Несмотря на то, что уже с 20 го числа августа почти все знакомые Ростовых повыехали из Москвы, несмотря на то, что все уговаривали графиню уезжать как можно скорее, она ничего не хотела слышать об отъезде до тех пор, пока не вернется ее сокровище, обожаемый Петя. 28 августа приехал Петя. Болезненно страстная нежность, с которою мать встретила его, не понравилась шестнадцатилетнему офицеру. Несмотря на то, что мать скрыла от него свое намеренье не выпускать его теперь из под своего крылышка, Петя понял ее замыслы и, инстинктивно боясь того, чтобы с матерью не разнежничаться, не обабиться (так он думал сам с собой), он холодно обошелся с ней, избегал ее и во время своего пребывания в Москве исключительно держался общества Наташи, к которой он всегда имел особенную, почти влюбленную братскую нежность.
По обычной беспечности графа, 28 августа ничто еще не было готово для отъезда, и ожидаемые из рязанской и московской деревень подводы для подъема из дома всего имущества пришли только 30 го.
С 28 по 31 августа вся Москва была в хлопотах и движении. Каждый день в Дорогомиловскую заставу ввозили и развозили по Москве тысячи раненых в Бородинском сражении, и тысячи подвод, с жителями и имуществом, выезжали в другие заставы. Несмотря на афишки Растопчина, или независимо от них, или вследствие их, самые противоречащие и странные новости передавались по городу. Кто говорил о том, что не велено никому выезжать; кто, напротив, рассказывал, что подняли все иконы из церквей и что всех высылают насильно; кто говорил, что было еще сраженье после Бородинского, в котором разбиты французы; кто говорил, напротив, что все русское войско уничтожено; кто говорил о московском ополчении, которое пойдет с духовенством впереди на Три Горы; кто потихоньку рассказывал, что Августину не ведено выезжать, что пойманы изменники, что мужики бунтуют и грабят тех, кто выезжает, и т. п., и т. п. Но это только говорили, а в сущности, и те, которые ехали, и те, которые оставались (несмотря на то, что еще не было совета в Филях, на котором решено было оставить Москву), – все чувствовали, хотя и не выказывали этого, что Москва непременно сдана будет и что надо как можно скорее убираться самим и спасать свое имущество. Чувствовалось, что все вдруг должно разорваться и измениться, но до 1 го числа ничто еще не изменялось.
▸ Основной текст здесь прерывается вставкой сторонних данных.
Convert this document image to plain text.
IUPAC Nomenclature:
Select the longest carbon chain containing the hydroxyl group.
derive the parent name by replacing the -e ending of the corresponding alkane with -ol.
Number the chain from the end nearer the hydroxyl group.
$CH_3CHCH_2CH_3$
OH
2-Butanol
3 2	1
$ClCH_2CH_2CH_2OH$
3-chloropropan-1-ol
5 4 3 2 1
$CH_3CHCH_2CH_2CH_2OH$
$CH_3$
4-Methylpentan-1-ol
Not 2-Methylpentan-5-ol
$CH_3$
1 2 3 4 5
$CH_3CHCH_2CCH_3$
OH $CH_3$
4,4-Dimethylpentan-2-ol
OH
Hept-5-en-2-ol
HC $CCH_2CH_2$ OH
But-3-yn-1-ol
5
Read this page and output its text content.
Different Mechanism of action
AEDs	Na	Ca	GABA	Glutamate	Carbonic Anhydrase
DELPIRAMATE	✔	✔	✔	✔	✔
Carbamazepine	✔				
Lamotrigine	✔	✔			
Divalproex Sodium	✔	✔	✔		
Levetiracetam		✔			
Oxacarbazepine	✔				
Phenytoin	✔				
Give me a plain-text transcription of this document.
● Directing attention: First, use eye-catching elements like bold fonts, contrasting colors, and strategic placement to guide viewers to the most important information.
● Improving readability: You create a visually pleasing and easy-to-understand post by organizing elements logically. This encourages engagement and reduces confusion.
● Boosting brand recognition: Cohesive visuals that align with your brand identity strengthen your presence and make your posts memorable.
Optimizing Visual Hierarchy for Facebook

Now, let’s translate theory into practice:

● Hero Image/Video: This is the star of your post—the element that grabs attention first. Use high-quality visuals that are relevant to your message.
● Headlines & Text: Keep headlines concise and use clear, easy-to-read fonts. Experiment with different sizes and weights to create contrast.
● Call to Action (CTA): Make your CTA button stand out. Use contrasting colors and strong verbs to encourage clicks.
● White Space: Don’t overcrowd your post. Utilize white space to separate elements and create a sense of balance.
Как преступник, которого ведут на казнь, знает, что вот вот он должен погибнуть, но все еще приглядывается вокруг себя и поправляет дурно надетую шапку, так и Москва невольно продолжала свою обычную жизнь, хотя знала, что близко то время погибели, когда разорвутся все те условные отношения жизни, которым привыкли покоряться.